N'ayant absolument plus rien, Ernesto quitte la société "visible" pour "l'invisible" : le gangstérisme où il prend la place du petit caïd qu'il a lui même tué. Là encore, la société "invisible", réfugiée dans des caves comme dans les films de Lang (référence à l’expressionnisme d'ailleurs, le pseudonyme d'un des truands est Caligari), s'avère être pour lui autant kafkaïenne et répressive que celle "d'en haut". Il a beau jouer à Robin des Bois (là encore, référence anglo-saxonne) pour essayer de chercher un sens (redistribution d'un butin volé à des pensionnaires d'un asile de nuit), il finit toujours par tourner en rond et dans l'impossibilité de trouver une ligne pour fuir du cercle. Les truands ne seront jamais des amis, les maîtresses de caïds jamais des femmes. Son désir de retrouver une sorte de cocon familial chez les petites frappes est tout autant voué à être détruit comme tout le reste. Arrive alors la culpabilité : ses amis morts à la guerre laissant femmes et enfants, lui qui est vivant mais qui n'a rien. Références multiples d'ailleurs aux jambes blessées, mutilées. On ne peut aller nulle part sans boiter. Son seul point d'espoir est finalement Carlo et sa fille Roselita dont il est le parrain.

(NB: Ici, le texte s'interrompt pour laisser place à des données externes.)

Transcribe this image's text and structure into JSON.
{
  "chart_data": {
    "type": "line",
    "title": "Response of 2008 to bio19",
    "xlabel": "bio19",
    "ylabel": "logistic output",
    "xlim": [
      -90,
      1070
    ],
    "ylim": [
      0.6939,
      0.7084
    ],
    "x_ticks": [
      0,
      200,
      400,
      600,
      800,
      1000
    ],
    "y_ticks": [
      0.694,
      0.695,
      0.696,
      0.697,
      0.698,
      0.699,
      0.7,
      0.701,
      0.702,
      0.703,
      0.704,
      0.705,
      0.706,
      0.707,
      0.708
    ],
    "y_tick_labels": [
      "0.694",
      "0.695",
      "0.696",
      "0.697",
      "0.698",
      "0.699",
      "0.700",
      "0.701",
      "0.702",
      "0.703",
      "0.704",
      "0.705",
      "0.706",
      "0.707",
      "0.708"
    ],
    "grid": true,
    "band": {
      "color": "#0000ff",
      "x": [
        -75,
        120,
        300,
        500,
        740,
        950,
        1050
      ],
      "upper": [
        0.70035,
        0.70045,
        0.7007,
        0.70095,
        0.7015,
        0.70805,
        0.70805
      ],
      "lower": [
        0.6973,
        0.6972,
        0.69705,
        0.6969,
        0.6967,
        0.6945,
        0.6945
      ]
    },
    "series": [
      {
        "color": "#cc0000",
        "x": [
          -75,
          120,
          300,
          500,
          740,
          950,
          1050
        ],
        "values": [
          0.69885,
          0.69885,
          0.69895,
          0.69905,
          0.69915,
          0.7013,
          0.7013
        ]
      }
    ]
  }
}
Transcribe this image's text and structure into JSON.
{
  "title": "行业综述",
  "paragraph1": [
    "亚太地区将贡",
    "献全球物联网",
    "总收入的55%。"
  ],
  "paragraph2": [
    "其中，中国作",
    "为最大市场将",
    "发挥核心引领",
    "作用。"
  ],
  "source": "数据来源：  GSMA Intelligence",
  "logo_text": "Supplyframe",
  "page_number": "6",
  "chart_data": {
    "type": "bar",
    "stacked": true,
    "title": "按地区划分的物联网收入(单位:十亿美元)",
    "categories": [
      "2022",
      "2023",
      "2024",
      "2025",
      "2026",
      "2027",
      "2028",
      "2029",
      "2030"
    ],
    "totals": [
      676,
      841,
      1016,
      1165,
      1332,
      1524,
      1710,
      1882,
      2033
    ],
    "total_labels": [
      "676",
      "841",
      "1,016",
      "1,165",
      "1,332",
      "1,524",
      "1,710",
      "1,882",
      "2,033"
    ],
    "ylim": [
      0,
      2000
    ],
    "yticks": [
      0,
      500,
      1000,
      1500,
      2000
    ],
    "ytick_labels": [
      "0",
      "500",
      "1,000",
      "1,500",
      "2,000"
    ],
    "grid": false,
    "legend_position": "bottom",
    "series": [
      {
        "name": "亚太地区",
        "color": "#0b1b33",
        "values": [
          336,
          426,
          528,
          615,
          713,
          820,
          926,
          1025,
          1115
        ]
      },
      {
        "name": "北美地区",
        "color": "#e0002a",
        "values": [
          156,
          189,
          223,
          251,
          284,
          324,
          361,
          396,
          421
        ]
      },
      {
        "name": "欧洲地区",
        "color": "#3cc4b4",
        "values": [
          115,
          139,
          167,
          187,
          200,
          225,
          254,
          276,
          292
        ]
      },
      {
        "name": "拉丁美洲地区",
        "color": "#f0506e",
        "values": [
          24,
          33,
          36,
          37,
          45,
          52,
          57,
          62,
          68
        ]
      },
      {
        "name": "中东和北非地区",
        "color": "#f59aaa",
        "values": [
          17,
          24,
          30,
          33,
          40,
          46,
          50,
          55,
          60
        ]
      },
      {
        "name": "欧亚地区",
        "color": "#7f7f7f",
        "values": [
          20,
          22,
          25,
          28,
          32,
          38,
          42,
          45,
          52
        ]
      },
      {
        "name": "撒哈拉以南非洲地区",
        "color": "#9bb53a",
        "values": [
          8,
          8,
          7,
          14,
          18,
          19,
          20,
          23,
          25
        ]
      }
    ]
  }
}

Alors en cavale, il se trouvera enfin une utilité en ramenant Roselita chez son père, une ferme perdue dans les montagnes autour d'Aoste. Symbole pour Ernesto d'un Paradis perdu, d'une passation entre lui et cette enfant qui représente la nouvelle génération "pure" (et non souillée comme sa soeur) qui va reconstruire ("Il faudra 3'000 ans pour reconstruire tout cela", dit-il). Ce n'est d'ailleurs qu'une fois qu'il aura ramené Roselita qu'il se laissera volontairement abattre par la police, car il considère avoir accomplit sa mission finale (il avait déjà sauvé le père de la mort durant la guerre). Il y a d'ailleurs plusieurs passassions entre lui et la jeune fille d'un jouet, une cigogne qu'il lui avait acheté, l'oiseau de bon augure. Finalement, sauf pour Roselita et son père qui le vénère, il ne restera dans les souvenirs qu'un "bandit" de plus ayant terminé dans le journal (là aussi, on peut faire un parallèle avec les coupures de presse dans le délire pré-mortem de Travis).
Les références à l’expressionnisme allemand ont étés confirmés par Lattuada à Cannes en 46. En effet, il s'est défendu de toute comparaison avec "Rome ville ouverte" en affirmant qu'il n'a jamais été un néo-réaliste et que les deux films n'ont rien en communs.